Perché il Marocco non è una sorpresa? «Sono stato là nel 2019, invitato dal segretario generale della federcalcio, Tarik Najem, a tenere una conferenza per gli allenatori presso il centro federale dell’Accademia Mohammed VI a Salé. Una struttura all’avanguardia, con un’area medica riconosciuta come centro d’eccellenza dalla Fifa. Capii che c’era un’importante base e che presto il Marocco avrebbe raggiunto elevati livelli. Quei tecnici avevano voglia di conoscere la metodologia di lavoro di una grande scuola come la nostra per poterli mettere in pratica nelle loro squadre. D’altra parte, l’attuale ct Regragui ha vinto la Champions africana con il Wydad Casablanca prima di accettare la guida della nazionale, a conferma del grado di preparazione».

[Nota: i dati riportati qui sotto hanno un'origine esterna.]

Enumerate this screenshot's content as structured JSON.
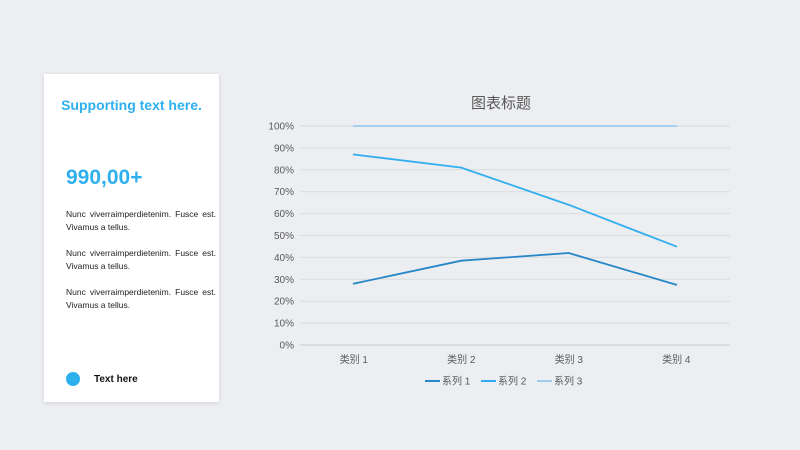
{
  "card": {
    "title": "Supporting text here.",
    "metric": "990,00+",
    "paragraphs": [
      "Nunc viverraimperdietenim. Fusce est. Vivamus a tellus.",
      "Nunc viverraimperdietenim. Fusce est. Vivamus a tellus.",
      "Nunc viverraimperdietenim. Fusce est. Vivamus a tellus."
    ],
    "footer_label": "Text here",
    "accent_color": "#2fb0ee"
  },
  "chart_data": {
    "type": "line",
    "title": "图表标题",
    "categories": [
      "类别 1",
      "类别 2",
      "类别 3",
      "类别 4"
    ],
    "series": [
      {
        "name": "系列 1",
        "values": [
          28,
          38.5,
          42,
          27.5
        ],
        "color": "#2787c8"
      },
      {
        "name": "系列 2",
        "values": [
          87,
          81,
          64,
          45
        ],
        "color": "#32aef0"
      },
      {
        "name": "系列 3",
        "values": [
          100,
          100,
          100,
          100
        ],
        "color": "#9cccee"
      }
    ],
    "ylim": [
      0,
      100
    ],
    "yticks": [
      "0%",
      "10%",
      "20%",
      "30%",
      "40%",
      "50%",
      "60%",
      "70%",
      "80%",
      "90%",
      "100%"
    ],
    "grid": true,
    "legend": "bottom"
  }
}
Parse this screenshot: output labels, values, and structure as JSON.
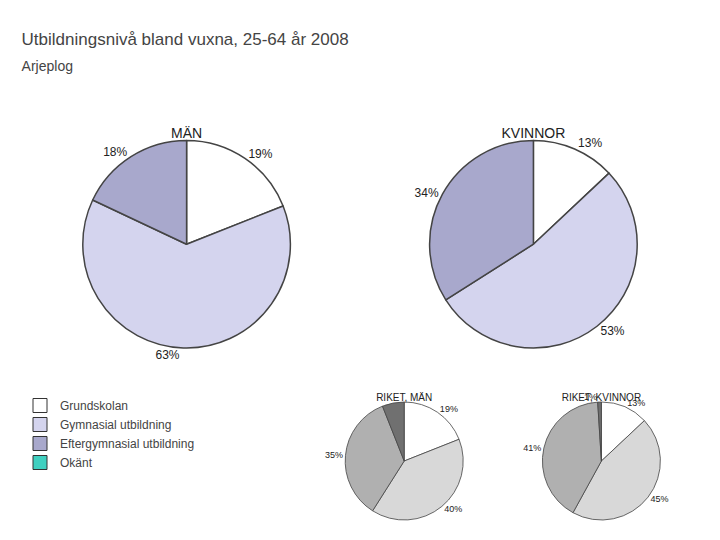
{
  "chart_data": {
    "type": "pie",
    "title": "Utbildningsnivå bland vuxna, 25-64 år 2008",
    "subtitle": "Arjeplog",
    "categories": [
      "Grundskolan",
      "Gymnasial utbildning",
      "Eftergymnasial utbildning",
      "Okänt"
    ],
    "colors": [
      "#ffffff",
      "#d4d4ee",
      "#a8a8cc",
      "#40d0c0"
    ],
    "data_labels": true,
    "legend": "lower left",
    "series": [
      {
        "title": "MÄN",
        "values": [
          19,
          63,
          18,
          null
        ],
        "value_labels": [
          "19%",
          "63%",
          "18%",
          null
        ]
      },
      {
        "title": "KVINNOR",
        "values": [
          13,
          53,
          34,
          null
        ],
        "value_labels": [
          "13%",
          "53%",
          "34%",
          null
        ]
      },
      {
        "title": "RIKET, MÄN",
        "values": [
          19,
          40,
          35,
          6
        ],
        "value_labels": [
          "19%",
          "40%",
          "35%",
          null
        ],
        "colors": [
          "#ffffff",
          "#d8d8d8",
          "#b0b0b0",
          "#707070"
        ]
      },
      {
        "title": "RIKET, KVINNOR",
        "values": [
          13,
          45,
          41,
          1
        ],
        "value_labels": [
          "13%",
          "45%",
          "41%",
          "1%"
        ],
        "colors": [
          "#ffffff",
          "#d8d8d8",
          "#b0b0b0",
          "#707070"
        ]
      }
    ]
  }
}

C’è solo la qualità dietro ai risultati? «No, anche un’organizzazione federale molto efficiente, come dimostra il centro tecnico che nulla ha da invidiare a quelli europei. Sbagliamo se immaginiamo che quei Paesi siano arretrati: il calcio come la vita corre e il Marocco ne è una prova. Poi vi sono fattori extra tecnici, come lo spirito di corpo che ha saputo creare Regragui nello spogliatoio. C’è una chimica speciale grazie alla presenza in panchina di un marocchino, che ha sostituito lo slavo Halilhodzic, esonerato nonostante avesse centrato la qualificazione al Mondiale. Questo è il tecnico che aveva subito la stessa sorte in Algeria e Giappone e che aveva escluso dal Marocco un fuoriclasse del Chelsea come Ziyech con cui aveva cattivi rapporti».
C’è, dunque, una forza morale oltre che tecnica. «Sì. Il Marocco è una squadra particolare, con 14 giocatori su 26 che non sono nati in questo Paese. Figli di immigrati, sono rimasti fedeli alle loro origini e hanno scelto di indossare questa maglia. Hanno potuto reciprocamente scambiarsi informazioni grazie alle esperienze maturate in altri Paesi e vi è stata complessivamente una crescita culturale».
Il Marocco può arrivare alla finale? «Il percorso di una squadra lo decidono la forza mentale, la qualità e anche un pizzico di fortuna: e quella di Regragui ha tutto».